していた、のだが、祖父は今現在もそこそこ元気に生きている。そりゃ、全盛期というわけではなくて、家の中の移動にも杖をつくし、遠出する際は祖母に車椅子を押されていて、ふとした瞬間に(おじいちゃんになったんだなあ)とは思うものの、頭もしっかりしていて、よく喋る。そこそこ、元気でいてくれている。
先日のお正月にも「2023年を迎えられたんだし、2024年を目指してもらってね…」というような話が、軽い感じで出た。私も、当たり前みたいに2024年を祖父と迎えられるような気がしている。
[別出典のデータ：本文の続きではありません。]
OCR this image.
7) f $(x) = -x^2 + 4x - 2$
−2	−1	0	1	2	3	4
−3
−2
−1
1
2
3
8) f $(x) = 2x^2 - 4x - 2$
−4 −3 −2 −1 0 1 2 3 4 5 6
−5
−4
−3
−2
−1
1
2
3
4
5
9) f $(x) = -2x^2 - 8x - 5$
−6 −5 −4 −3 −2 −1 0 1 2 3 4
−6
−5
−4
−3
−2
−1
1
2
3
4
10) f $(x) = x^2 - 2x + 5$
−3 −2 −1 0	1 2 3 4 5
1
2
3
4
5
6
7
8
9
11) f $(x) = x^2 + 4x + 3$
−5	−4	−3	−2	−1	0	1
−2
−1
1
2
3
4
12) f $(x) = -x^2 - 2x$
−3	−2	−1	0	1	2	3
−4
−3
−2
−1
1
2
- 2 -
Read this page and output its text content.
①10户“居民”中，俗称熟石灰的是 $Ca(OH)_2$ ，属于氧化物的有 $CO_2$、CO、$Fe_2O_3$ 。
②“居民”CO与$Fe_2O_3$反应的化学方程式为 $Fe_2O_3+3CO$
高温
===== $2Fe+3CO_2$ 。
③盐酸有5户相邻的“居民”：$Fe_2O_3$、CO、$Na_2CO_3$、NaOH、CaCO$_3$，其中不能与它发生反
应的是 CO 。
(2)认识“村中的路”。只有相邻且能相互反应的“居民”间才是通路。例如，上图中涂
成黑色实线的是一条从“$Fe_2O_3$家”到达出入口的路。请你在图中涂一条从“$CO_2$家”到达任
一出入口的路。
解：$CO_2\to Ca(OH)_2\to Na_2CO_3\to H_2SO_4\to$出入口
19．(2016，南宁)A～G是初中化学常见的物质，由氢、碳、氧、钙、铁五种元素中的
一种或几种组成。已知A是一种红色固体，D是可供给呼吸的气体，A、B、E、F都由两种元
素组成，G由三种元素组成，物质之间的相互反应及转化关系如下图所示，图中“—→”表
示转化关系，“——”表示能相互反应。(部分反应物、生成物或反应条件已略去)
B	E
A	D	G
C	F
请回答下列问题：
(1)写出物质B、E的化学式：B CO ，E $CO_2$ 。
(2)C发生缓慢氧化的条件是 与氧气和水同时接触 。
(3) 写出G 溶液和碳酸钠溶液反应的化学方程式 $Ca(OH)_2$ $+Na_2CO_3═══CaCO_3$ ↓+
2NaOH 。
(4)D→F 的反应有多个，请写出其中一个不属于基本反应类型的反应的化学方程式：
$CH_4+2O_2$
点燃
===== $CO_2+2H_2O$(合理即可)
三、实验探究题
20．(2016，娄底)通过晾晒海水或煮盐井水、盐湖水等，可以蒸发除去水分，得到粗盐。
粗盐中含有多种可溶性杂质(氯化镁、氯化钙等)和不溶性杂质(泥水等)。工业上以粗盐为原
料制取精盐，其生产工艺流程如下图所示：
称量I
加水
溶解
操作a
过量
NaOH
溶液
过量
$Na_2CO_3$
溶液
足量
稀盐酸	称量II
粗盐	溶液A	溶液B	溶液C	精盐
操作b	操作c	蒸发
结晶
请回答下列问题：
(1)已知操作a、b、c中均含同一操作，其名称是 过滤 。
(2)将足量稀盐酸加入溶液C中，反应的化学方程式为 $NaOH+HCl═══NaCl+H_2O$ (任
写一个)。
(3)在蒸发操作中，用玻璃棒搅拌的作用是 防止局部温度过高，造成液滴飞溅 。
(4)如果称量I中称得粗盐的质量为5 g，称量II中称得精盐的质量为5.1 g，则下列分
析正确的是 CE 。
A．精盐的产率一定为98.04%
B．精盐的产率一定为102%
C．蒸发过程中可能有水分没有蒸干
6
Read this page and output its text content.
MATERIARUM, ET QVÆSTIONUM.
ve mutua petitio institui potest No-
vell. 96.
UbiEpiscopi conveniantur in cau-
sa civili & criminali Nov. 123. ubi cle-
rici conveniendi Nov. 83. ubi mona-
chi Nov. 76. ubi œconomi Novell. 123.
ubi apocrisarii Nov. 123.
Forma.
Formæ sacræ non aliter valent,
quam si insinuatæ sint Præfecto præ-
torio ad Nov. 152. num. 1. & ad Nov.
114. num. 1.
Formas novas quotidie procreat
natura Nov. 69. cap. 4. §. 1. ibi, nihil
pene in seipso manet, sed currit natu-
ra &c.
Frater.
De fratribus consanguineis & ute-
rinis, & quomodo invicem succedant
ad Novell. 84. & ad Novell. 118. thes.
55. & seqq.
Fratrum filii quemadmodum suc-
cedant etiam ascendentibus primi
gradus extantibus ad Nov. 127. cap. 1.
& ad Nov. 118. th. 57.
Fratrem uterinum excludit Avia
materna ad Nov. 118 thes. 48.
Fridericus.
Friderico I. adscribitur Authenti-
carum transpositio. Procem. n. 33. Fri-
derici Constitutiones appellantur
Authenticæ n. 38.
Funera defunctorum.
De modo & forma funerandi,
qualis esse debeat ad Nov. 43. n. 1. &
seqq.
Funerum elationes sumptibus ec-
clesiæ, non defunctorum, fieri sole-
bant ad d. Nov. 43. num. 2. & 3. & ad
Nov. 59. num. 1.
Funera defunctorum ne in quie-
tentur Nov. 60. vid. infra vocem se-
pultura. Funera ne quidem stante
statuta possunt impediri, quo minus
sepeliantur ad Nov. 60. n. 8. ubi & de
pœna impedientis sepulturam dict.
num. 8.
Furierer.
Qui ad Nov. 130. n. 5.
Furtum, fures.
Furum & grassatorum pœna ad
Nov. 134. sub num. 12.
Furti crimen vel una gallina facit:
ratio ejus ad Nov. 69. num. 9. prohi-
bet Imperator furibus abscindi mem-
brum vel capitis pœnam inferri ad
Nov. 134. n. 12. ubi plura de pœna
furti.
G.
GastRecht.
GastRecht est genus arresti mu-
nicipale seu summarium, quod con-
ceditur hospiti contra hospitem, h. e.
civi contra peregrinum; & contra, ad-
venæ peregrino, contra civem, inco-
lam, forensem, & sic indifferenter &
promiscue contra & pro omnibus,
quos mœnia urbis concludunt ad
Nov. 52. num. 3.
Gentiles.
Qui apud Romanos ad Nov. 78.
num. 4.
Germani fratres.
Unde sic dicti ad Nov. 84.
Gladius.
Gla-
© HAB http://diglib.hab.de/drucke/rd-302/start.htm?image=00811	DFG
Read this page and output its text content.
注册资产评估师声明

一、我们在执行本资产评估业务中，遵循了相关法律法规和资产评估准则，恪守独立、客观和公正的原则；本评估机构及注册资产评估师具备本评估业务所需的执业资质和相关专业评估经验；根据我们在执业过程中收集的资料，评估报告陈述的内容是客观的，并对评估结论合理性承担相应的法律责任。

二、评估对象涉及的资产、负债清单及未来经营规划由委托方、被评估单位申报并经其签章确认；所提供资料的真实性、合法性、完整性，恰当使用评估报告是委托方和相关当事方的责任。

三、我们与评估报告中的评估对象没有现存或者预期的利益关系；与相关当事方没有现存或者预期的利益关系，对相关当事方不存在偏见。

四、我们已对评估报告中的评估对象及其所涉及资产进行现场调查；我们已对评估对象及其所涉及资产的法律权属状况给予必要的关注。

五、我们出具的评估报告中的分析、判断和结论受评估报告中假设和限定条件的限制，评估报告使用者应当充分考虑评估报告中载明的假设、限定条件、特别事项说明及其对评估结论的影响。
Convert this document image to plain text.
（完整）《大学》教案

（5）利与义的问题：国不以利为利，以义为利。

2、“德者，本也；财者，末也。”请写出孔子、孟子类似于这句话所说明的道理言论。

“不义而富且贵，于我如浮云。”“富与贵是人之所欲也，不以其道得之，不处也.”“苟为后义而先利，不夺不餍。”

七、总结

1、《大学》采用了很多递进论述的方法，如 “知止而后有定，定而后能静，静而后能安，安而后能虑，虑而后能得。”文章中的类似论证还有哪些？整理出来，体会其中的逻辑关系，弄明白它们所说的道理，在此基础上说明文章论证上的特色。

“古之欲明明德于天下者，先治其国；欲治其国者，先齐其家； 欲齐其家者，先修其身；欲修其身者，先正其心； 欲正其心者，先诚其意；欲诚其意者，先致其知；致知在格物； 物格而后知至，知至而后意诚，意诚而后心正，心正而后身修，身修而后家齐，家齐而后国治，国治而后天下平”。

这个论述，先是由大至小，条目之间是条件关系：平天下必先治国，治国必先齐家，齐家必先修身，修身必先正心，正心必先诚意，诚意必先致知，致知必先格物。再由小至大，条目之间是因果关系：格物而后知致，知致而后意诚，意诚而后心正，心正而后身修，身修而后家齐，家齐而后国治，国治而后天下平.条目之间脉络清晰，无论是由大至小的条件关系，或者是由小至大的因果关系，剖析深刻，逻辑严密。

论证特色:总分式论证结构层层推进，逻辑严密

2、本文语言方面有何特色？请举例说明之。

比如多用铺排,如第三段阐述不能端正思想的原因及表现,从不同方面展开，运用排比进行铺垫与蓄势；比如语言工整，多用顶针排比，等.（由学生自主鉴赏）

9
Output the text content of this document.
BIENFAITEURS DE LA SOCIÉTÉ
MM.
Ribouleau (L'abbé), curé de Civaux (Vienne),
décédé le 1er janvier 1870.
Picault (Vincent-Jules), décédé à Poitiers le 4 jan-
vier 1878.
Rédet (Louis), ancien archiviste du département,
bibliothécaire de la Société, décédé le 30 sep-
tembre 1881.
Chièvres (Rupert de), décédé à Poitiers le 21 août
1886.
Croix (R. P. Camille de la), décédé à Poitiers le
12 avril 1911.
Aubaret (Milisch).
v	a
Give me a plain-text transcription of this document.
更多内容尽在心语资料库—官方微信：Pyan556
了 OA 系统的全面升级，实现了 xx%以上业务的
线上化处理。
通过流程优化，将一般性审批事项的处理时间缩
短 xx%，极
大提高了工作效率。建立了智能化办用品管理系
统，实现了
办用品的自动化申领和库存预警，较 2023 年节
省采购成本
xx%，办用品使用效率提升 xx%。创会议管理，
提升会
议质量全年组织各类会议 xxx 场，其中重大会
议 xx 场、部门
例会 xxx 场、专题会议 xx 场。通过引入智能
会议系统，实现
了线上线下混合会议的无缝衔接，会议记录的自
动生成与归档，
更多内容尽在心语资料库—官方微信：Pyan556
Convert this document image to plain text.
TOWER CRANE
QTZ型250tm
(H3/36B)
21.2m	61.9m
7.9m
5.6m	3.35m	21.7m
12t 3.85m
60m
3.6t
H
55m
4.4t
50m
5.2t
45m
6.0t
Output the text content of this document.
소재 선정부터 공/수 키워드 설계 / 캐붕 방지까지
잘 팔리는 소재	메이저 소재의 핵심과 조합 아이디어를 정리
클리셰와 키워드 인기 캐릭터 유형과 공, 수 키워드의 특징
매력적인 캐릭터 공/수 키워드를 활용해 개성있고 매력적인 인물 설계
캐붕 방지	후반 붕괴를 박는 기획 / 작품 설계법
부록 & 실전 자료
けれども、何があるか分からないのが人生だし、祖父がいる日常が当たり前じゃないことも理解している。
だから、いつか振り返ったときに等身大の祖父を懐かしく思い出せるように、これから毎日、祖父との日常を記録していこうと思う。
無理はせず、なるべく毎日を目標に。

1日目

・朝、トイレに行く途中で祖父と鉢合わせた(うちにはトイレがひとつしかない)。祖父はトイレが長いので、いつも私に先を譲ってくれる。「先にどうぞ」と身体を横にしてくれたけど、廊下の四分の一くらいしか隙間がない。
ヨボヨボになっても、祖父は身体が大きい。痩せ細らないのはいいことだと思う。
ミチミチになりながら後ろを通り抜けた。そういえば、祖父と接触したのは久しぶりだった。
・母と夕飯にマクドナルドへ行った。最近短歌とか読んでるんだよね、と話したら、祖父譲りだねと言われた。祖父は俳句をやっている。教えてもらえば?とも言われたけど、それはちょっと気恥ずかしい。